Avril 1921, dans la « Vienne rouge » livrée à la famine et aux relents tuberculeux de la guerre. Anna Guggenbühl, jeune Zurichoise de bonne famille, ne sait pas si elle a vraiment envie d'épouser son fiancé Richard. Elle a envoyé une lettre au célèbre professeur Freud. Le chamane de la Mitteleuropa lui a vite répondu :

 

« Je facture 40 francs de l'heure, payables dans votre monnaie chaque mois, mais je ne prends personne qui ne puisse rester jusqu'au 15 juillet. Ce dernier point à lui seul est déterminant.»

 

Anna Keuellreuter

Anna G. en 1921

 

De ses quatre mois d'analyse, Anna G. a tiré un Journal qui agite les milieux scientifiques depuis sa divulgation, en 2007. Il est aujourd'hui publié sous la direction de sa petite-fille, Anna Koellreuter, qui a convoqué pour l'occasion les grands noms de la discipline, d'Ulrike May à Ernst Falzeder. Une question les hante : comment Freud travaillait-il ? Les notes brutes d'Anna G. pourraient receler de précieuses informations : elle n'avait pas en tête de les publier, contrairement à la cohorte d'analysants qui ont largement relaté leurs séances, comme Abram Kardiner ou Hilda Doolittle. Aucune ambition de témoignage ne parasite donc le vagabondage du lecteur dans le cabinet du maître viennois.

Dans l'étrange cabinet du Dr Freud

Il s'y passe des choses étranges. Freud se permet bien des largesses avec l'orthodoxie psychanalytique. Il n'a rien d'un « sujet supposé savoir » ou d'une « conscience flottante » : ses interprétations descendent en piqué sur les verbalisations d'Anna.

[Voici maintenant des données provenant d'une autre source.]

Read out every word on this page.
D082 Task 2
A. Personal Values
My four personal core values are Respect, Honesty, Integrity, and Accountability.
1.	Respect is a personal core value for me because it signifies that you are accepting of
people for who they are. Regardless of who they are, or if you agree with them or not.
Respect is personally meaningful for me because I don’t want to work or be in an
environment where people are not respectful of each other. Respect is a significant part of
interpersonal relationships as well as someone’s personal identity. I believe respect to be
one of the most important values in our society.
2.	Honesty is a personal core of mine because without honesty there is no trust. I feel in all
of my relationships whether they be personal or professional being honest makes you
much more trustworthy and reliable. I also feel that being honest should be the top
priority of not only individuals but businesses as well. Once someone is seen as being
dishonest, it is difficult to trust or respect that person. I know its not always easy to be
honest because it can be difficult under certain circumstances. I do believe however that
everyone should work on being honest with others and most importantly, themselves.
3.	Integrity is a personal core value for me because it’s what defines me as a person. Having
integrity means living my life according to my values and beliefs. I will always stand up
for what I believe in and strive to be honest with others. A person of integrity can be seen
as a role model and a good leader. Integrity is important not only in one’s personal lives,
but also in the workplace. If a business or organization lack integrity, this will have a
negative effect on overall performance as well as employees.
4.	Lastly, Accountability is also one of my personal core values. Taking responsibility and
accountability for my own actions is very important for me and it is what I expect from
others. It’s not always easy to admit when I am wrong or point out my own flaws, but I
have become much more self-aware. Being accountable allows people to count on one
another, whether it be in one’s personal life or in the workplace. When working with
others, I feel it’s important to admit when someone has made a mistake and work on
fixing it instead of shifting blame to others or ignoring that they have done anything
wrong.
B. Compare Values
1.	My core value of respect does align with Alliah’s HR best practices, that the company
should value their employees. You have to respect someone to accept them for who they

Quand elle lui raconte un rêve diurne de lycéenne, il lui mâche le travail :

« Vous frôlez de si près le secret de l'étage inférieur que je puis vous le révéler : vous aimiez votre père et ne lui avez jamais pardonné sa trahison avec votre mère.»

 

Il lui conseille l'abstinence sexuelle pendant sa cure, « de sorte que tout apparaisse [ ... ] clairement pendant la séance », tout comme il proscrit les laxatifs à une autre patiente qui associe grossesse et constipation. Anna rompra son voeu de chasteté avec un certain France, remarquablement abrévié en « Fr.» dans son carnet.

La jeune Suissesse n'a rien d'une ingénue. Elle a étudié la psychiatrie et lu la littérature freudienne. Elle accepte de livrer ses rêves où se croisent des chats, des maladies de peau et des pièces de broderie. Elle ne voit pourtant pas venir le coeur de sa thérapie. « Je vous aime d'une façon si indescriptible », finit-elle par dire au vieil homme qui en a vu d'autres. Lorsqu'il lui répond qu'elle est « sous l'emprise du défi à [ses] parents », elle ne peut s'empêcher de griffonner sa douleur :

« Il croit que cet amour peut s'expliquer en majeure partie par là, mais ce n'est pas vrai, O mon Dieu. Comme je l'aime.»

« Cette névrose de transfert est[...] l'un des plus beaux exemples que nous possédions », commente ici John Forrester. Un amour chasse l'autre : à son retour, elle n'épousera pas Richard.

 

« Mon analyse avec le professeur Freud », par Anna G, 
sous la direction d'Anna Koellreuter, Aubier, 352 p., 23 euros.